JENI SLOTCHIVER, American Heritage
In a socio-politically charged year when our understanding of African American history has been in the spotlight and challenged like few times in the past, music can serve as a great instructor. If you think you know American Music, veteran NY based classical pianist and well-traveled concert performer Jeni Slotchiver invites you to open the door to the past deeper than you ever might have imagined on American Heritage – an extraordinary work paying homage primarily to African American composers of the 19th and early 20th Century whose works laid the foundations of later forms of music like jazz, blues and R&B.

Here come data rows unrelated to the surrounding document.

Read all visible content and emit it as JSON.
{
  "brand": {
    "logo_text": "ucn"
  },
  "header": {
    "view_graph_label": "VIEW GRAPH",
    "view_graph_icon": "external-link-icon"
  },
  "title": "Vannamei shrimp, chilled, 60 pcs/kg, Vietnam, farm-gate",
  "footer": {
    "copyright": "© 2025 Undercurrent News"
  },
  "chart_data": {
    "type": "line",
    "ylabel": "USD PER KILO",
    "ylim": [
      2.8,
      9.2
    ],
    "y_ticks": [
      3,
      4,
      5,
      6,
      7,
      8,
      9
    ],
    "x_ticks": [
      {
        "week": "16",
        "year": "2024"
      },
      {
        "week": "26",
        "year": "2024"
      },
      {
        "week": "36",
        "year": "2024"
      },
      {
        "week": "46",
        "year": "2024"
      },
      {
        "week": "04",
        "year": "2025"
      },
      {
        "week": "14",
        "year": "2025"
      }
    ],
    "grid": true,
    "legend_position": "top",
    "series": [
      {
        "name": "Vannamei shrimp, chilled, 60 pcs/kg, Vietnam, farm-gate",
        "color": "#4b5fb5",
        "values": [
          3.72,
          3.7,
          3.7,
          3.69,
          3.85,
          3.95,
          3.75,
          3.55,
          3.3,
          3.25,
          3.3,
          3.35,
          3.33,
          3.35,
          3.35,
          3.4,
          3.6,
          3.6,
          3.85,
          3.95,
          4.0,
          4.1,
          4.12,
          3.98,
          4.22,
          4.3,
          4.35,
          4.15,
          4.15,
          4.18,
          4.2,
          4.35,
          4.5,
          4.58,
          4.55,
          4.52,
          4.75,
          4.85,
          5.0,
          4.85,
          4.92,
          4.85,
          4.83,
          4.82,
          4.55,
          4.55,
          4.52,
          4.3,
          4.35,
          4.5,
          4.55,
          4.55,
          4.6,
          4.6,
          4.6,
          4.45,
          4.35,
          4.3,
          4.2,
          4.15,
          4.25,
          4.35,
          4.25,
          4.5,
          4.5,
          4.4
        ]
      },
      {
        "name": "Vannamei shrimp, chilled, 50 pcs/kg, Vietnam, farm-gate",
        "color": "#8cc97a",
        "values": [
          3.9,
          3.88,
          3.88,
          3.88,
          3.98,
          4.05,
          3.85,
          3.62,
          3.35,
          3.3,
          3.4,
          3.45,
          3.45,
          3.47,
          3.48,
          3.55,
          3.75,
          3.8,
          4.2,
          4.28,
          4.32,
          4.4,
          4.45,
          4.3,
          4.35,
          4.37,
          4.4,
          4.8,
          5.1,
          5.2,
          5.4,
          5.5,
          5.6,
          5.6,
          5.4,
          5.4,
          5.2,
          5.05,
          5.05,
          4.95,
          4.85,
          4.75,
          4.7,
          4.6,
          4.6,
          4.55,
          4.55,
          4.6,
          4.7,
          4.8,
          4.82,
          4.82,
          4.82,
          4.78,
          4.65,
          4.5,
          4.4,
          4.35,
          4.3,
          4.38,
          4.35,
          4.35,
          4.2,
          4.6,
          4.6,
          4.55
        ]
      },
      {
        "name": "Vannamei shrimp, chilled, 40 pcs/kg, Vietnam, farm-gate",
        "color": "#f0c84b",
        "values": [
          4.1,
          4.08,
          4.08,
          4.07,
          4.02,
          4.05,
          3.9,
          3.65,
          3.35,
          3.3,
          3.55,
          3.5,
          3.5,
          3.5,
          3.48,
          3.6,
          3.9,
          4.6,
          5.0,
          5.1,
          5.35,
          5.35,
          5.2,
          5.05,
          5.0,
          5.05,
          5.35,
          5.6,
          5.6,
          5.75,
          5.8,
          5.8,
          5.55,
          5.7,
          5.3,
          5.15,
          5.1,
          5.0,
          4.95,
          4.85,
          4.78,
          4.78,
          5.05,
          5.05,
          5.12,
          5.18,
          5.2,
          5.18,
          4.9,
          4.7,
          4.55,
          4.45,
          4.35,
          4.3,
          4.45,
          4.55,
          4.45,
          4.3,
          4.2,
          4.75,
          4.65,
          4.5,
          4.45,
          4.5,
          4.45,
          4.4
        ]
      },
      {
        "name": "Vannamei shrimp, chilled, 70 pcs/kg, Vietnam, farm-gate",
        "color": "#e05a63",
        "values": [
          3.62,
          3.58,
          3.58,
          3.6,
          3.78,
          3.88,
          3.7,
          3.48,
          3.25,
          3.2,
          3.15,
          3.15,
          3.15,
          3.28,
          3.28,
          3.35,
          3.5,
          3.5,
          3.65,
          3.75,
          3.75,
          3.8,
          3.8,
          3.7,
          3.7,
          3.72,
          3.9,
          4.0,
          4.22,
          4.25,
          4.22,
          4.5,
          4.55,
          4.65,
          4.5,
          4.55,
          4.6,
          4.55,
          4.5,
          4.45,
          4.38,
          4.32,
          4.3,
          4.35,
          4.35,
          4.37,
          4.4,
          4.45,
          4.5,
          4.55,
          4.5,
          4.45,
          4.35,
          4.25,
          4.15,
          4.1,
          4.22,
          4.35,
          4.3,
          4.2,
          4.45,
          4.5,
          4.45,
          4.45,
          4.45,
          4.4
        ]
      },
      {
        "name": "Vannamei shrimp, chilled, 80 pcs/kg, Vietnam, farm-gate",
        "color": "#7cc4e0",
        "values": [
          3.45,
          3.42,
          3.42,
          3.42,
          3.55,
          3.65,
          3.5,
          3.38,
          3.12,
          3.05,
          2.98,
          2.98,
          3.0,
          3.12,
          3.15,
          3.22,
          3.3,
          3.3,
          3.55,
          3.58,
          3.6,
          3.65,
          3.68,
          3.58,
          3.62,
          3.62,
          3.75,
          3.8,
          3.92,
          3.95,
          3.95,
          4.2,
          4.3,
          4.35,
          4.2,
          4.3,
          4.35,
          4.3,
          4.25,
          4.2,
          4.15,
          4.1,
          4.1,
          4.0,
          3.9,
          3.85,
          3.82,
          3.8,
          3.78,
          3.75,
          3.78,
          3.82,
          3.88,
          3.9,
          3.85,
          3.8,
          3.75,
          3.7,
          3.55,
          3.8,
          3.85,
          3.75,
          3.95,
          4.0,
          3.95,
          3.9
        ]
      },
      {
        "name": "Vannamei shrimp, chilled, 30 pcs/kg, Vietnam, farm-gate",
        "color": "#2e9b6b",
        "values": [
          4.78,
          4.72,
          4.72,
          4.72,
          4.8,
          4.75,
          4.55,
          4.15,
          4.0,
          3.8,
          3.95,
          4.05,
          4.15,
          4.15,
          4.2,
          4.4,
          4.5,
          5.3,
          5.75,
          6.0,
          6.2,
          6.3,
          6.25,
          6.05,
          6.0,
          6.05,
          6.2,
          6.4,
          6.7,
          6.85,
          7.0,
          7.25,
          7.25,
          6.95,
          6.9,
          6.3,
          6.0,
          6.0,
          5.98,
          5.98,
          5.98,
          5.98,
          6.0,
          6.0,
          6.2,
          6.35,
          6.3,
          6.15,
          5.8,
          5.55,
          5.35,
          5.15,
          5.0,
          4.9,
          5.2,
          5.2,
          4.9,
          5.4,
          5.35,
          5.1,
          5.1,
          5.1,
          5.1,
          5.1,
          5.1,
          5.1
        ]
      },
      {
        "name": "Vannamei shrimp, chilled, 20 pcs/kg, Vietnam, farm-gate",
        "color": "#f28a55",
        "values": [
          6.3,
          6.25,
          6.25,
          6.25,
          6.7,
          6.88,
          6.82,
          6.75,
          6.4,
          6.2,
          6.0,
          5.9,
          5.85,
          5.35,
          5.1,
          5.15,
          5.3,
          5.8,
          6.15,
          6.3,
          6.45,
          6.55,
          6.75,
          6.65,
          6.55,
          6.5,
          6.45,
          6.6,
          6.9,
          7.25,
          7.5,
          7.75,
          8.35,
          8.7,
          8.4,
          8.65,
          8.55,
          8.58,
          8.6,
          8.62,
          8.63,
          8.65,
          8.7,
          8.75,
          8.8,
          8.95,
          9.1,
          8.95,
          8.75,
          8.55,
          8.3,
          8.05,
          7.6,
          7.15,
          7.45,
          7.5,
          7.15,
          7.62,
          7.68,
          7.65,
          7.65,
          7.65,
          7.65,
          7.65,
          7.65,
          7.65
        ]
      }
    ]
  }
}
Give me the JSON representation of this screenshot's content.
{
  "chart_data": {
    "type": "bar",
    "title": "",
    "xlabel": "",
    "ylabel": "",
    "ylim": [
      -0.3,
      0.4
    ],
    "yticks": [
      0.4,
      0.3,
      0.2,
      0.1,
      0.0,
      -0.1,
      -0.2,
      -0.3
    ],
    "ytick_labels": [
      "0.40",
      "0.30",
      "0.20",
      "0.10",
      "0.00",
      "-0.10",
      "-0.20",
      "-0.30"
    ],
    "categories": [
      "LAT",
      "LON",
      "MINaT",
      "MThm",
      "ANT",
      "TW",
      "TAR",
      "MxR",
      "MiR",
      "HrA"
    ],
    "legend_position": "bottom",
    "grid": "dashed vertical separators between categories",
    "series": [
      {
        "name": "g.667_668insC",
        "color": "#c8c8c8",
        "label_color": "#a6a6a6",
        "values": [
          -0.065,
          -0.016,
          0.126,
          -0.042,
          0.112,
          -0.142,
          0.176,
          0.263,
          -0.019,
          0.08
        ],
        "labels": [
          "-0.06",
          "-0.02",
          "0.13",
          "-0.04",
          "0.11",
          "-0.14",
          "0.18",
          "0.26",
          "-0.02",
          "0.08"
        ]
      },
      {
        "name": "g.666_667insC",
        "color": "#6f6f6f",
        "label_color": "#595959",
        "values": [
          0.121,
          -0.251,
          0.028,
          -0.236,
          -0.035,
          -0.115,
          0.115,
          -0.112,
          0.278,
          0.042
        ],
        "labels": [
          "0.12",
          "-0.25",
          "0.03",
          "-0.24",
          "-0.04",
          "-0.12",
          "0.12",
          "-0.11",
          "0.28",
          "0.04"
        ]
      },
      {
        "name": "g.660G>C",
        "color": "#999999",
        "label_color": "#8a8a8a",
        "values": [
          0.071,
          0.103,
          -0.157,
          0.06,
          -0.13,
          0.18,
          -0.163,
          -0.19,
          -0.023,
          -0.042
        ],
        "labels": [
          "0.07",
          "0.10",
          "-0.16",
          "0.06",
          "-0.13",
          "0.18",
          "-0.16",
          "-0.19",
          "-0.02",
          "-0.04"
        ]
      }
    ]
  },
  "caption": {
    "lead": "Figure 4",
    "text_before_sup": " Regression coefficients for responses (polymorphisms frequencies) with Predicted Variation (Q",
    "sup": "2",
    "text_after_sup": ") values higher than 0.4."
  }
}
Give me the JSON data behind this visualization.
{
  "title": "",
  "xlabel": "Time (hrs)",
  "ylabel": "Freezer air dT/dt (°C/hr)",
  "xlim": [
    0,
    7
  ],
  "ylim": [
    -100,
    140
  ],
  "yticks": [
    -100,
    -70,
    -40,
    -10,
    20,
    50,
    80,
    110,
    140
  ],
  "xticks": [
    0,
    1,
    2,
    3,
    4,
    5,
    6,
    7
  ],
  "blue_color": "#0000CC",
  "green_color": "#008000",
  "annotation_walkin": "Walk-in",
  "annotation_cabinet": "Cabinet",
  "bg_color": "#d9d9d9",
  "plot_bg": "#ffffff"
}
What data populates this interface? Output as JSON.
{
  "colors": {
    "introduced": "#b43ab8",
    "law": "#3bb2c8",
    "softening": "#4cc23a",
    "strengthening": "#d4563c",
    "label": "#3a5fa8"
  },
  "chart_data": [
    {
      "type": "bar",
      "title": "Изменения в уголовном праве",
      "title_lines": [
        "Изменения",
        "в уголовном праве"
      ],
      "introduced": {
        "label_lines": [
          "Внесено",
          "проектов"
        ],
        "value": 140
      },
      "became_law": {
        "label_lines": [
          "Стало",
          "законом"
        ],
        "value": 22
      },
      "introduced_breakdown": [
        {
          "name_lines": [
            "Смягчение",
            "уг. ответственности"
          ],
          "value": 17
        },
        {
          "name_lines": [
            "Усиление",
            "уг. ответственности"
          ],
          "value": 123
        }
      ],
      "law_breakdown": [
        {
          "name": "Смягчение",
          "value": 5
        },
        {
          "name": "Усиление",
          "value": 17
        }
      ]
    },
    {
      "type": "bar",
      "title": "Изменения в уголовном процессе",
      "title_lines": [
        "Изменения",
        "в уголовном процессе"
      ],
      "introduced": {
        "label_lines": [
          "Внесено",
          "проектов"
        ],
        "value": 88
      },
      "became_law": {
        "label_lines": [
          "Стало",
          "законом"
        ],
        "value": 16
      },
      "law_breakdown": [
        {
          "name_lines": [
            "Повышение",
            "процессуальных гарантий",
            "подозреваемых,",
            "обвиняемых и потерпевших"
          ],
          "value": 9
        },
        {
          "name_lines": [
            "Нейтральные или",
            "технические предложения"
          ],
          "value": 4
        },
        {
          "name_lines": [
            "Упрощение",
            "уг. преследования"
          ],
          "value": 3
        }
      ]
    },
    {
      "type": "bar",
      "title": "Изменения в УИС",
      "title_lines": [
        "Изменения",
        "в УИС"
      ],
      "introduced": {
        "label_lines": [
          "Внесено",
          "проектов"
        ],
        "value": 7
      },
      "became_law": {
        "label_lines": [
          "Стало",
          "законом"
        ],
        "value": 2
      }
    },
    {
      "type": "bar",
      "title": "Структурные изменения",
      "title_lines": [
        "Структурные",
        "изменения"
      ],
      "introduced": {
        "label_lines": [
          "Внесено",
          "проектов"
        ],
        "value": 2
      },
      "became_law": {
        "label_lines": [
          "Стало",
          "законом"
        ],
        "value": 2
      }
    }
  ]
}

To offer a wider view into these eras, she balances slave songs with Union Army hymns, sea shanties and secular dances and spirituals, some of which include snippets of tunes that we may be more familiar with (i.e. Margaret Bonds’ “Troubled Water,” based on the spiritual “Wade in the Water.” Running elegantly and rhythmically over the ivories as if her mystical melodic hands were opening the doors to a treasured but often overlooked expanse of time, Slotchiver takes us from the dramatic swells of Samuel Coleridge Taylor’s “Deep River, Op. 59, No. 10” (1904) and a spirited romp through the darker emotions and great moments of vibrant joy of Harry Thacker Burleigh’s six tune suite “From the Southland” (1907) through the folkloric charms of William Still’s “Swanee River” (1939).
It might help to have Google or Wikipedia handy to look up these composers and the others whose works she brings to life – Louis Moreau Gottschalk, Florence B. Price, Robert Nathaniel Dett and Frederick Rzewski, whose very familiar “Down by the Riverside” Slotchiver infuses with equal parts gusto and whimsy. The physical product also has compelling liner notes that sketch out some of the details.
The pianist is a splendid tour guide lighting our path, but once we’re enlightened, it’s up to us to dig deeper to understand the glorious history of our country that sometimes gets lost in the cacophony of racial injustice and contemporary static.